The bodies of 40 new-born babies and foetuses have been found abandoned in a hospital morgue in Rio de Janeiro, authorities have said.

Some of the corpses had been rotting in a morgue refrigerator for as long as five years.

Officials also found several body parts which prosecutors said were probably left over from emergency amputations.

"It's like something from a horror film," prosecutor Ana Cristina Huth Macedo told AFP news agency. "Our goal now is to give the bodies a dignified burial as soon as possible."

Our goal now is to give the bodies a dignified burial as soon as possible.
prosecutor Ana Cristina Huth Macedo

Huth Macedo added that the city-administered Pedro Ernesto Hospital is well known for delivering high-risk births, and this could explain the high number of bodies found.

The hospital's director, Rodolfo Acatuassu Nunes, told Brazilian television the bodies of the deceased and stillborn infants had never been claimed by their parents.

"It has to do with a social problem: people don't come back to get the body of their baby if it has died," he said.

All the deceased infants will undergo genetic testing to determine who their parents were, prosecutors said, adding that 15 bodies were not possible to identify.
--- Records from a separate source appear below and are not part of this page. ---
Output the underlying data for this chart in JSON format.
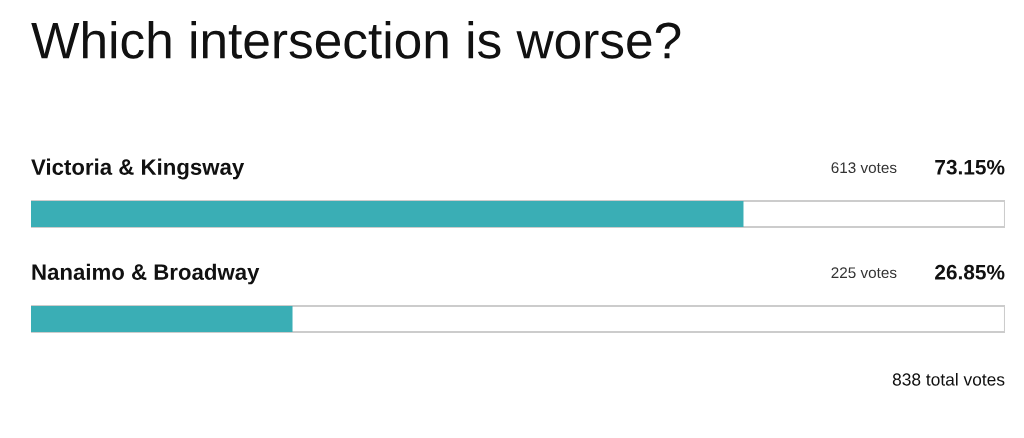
{
  "chart_data": {
    "type": "bar",
    "orientation": "horizontal",
    "title": "Which intersection is worse?",
    "categories": [
      "Victoria & Kingsway",
      "Nanaimo & Broadway"
    ],
    "values": [
      73.15,
      26.85
    ],
    "color": "#3aaeb5",
    "value_labels": [
      "73.15%",
      "26.85%"
    ],
    "xlim": [
      0,
      100
    ],
    "tick_labels": "y",
    "annotations": [
      "613 votes",
      "225 votes",
      "838 total votes"
    ]
  }
}
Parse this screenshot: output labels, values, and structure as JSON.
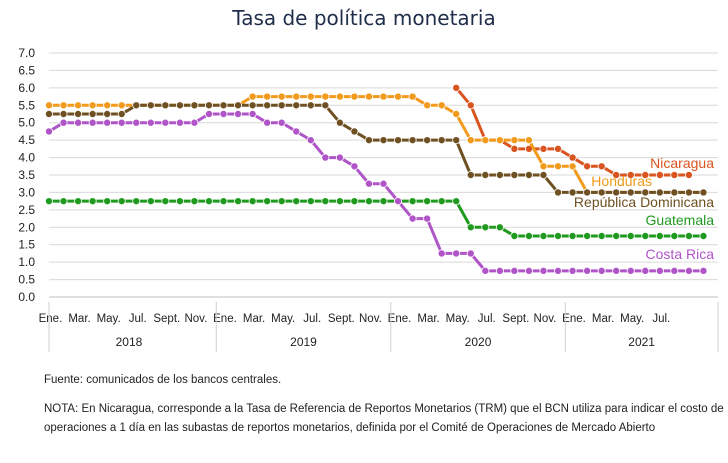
{
  "chart_data": {
    "type": "line",
    "title": "Tasa de política monetaria",
    "ylim": [
      0,
      7
    ],
    "yticks": [
      "0.0",
      "0.5",
      "1.0",
      "1.5",
      "2.0",
      "2.5",
      "3.0",
      "3.5",
      "4.0",
      "4.5",
      "5.0",
      "5.5",
      "6.0",
      "6.5",
      "7.0"
    ],
    "x_month_labels": [
      "Ene.",
      "Mar.",
      "May.",
      "Jul.",
      "Sept.",
      "Nov.",
      "Ene.",
      "Mar.",
      "May.",
      "Jul.",
      "Sept.",
      "Nov.",
      "Ene.",
      "Mar.",
      "May.",
      "Jul.",
      "Sept.",
      "Nov.",
      "Ene.",
      "Mar.",
      "May.",
      "Jul."
    ],
    "x_year_labels": [
      "2018",
      "2019",
      "2020",
      "2021"
    ],
    "grid": "horizontal",
    "series": [
      {
        "name": "Nicaragua",
        "color": "#d9541e",
        "start_index": 28,
        "values": [
          6.0,
          5.5,
          4.5,
          4.5,
          4.25,
          4.25,
          4.25,
          4.25,
          4.0,
          3.75,
          3.75,
          3.5,
          3.5,
          3.5,
          3.5,
          3.5,
          3.5
        ]
      },
      {
        "name": "Honduras",
        "color": "#f29a1b",
        "start_index": 0,
        "values": [
          5.5,
          5.5,
          5.5,
          5.5,
          5.5,
          5.5,
          5.5,
          5.5,
          5.5,
          5.5,
          5.5,
          5.5,
          5.5,
          5.5,
          5.75,
          5.75,
          5.75,
          5.75,
          5.75,
          5.75,
          5.75,
          5.75,
          5.75,
          5.75,
          5.75,
          5.75,
          5.5,
          5.5,
          5.25,
          4.5,
          4.5,
          4.5,
          4.5,
          4.5,
          3.75,
          3.75,
          3.75,
          3.0,
          3.0,
          3.0,
          3.0,
          3.0,
          3.0,
          3.0,
          3.0,
          3.0
        ]
      },
      {
        "name": "República Dominicana",
        "color": "#6e5023",
        "start_index": 0,
        "values": [
          5.25,
          5.25,
          5.25,
          5.25,
          5.25,
          5.25,
          5.5,
          5.5,
          5.5,
          5.5,
          5.5,
          5.5,
          5.5,
          5.5,
          5.5,
          5.5,
          5.5,
          5.5,
          5.5,
          5.5,
          5.0,
          4.75,
          4.5,
          4.5,
          4.5,
          4.5,
          4.5,
          4.5,
          4.5,
          3.5,
          3.5,
          3.5,
          3.5,
          3.5,
          3.5,
          3.0,
          3.0,
          3.0,
          3.0,
          3.0,
          3.0,
          3.0,
          3.0,
          3.0,
          3.0,
          3.0
        ]
      },
      {
        "name": "Guatemala",
        "color": "#1f9a1f",
        "start_index": 0,
        "values": [
          2.75,
          2.75,
          2.75,
          2.75,
          2.75,
          2.75,
          2.75,
          2.75,
          2.75,
          2.75,
          2.75,
          2.75,
          2.75,
          2.75,
          2.75,
          2.75,
          2.75,
          2.75,
          2.75,
          2.75,
          2.75,
          2.75,
          2.75,
          2.75,
          2.75,
          2.75,
          2.75,
          2.75,
          2.75,
          2.0,
          2.0,
          2.0,
          1.75,
          1.75,
          1.75,
          1.75,
          1.75,
          1.75,
          1.75,
          1.75,
          1.75,
          1.75,
          1.75,
          1.75,
          1.75,
          1.75
        ]
      },
      {
        "name": "Costa Rica",
        "color": "#b055c8",
        "start_index": 0,
        "values": [
          4.75,
          5.0,
          5.0,
          5.0,
          5.0,
          5.0,
          5.0,
          5.0,
          5.0,
          5.0,
          5.0,
          5.25,
          5.25,
          5.25,
          5.25,
          5.0,
          5.0,
          4.75,
          4.5,
          4.0,
          4.0,
          3.75,
          3.25,
          3.25,
          2.75,
          2.25,
          2.25,
          1.25,
          1.25,
          1.25,
          0.75,
          0.75,
          0.75,
          0.75,
          0.75,
          0.75,
          0.75,
          0.75,
          0.75,
          0.75,
          0.75,
          0.75,
          0.75,
          0.75,
          0.75,
          0.75
        ]
      }
    ]
  },
  "source_text": "Fuente: comunicados de los bancos centrales.",
  "footnote_text": "NOTA: En Nicaragua, corresponde a la Tasa de Referencia de Reportos Monetarios (TRM) que el BCN utiliza para indicar el costo de operaciones a 1 día en las subastas de reportos monetarios, definida por el Comité de Operaciones de Mercado Abierto"
}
It has to do with a social problem: people don't come back to get the body of their baby if it has died.
Pedro Ernesto Hospital director

The case came to light after prosecutors were asked by authorities to investigate the whereabouts of one infant, who it was later discovered was delivered stillborn to a crack-addicted mother.

One year after the baby's death, the body had not yet been buried. The investigation led prosecutors to discover all the other unburied infant corpses.

"We have to find out if it's the hospital or the families that are at fault," Huth Macedo told AFP.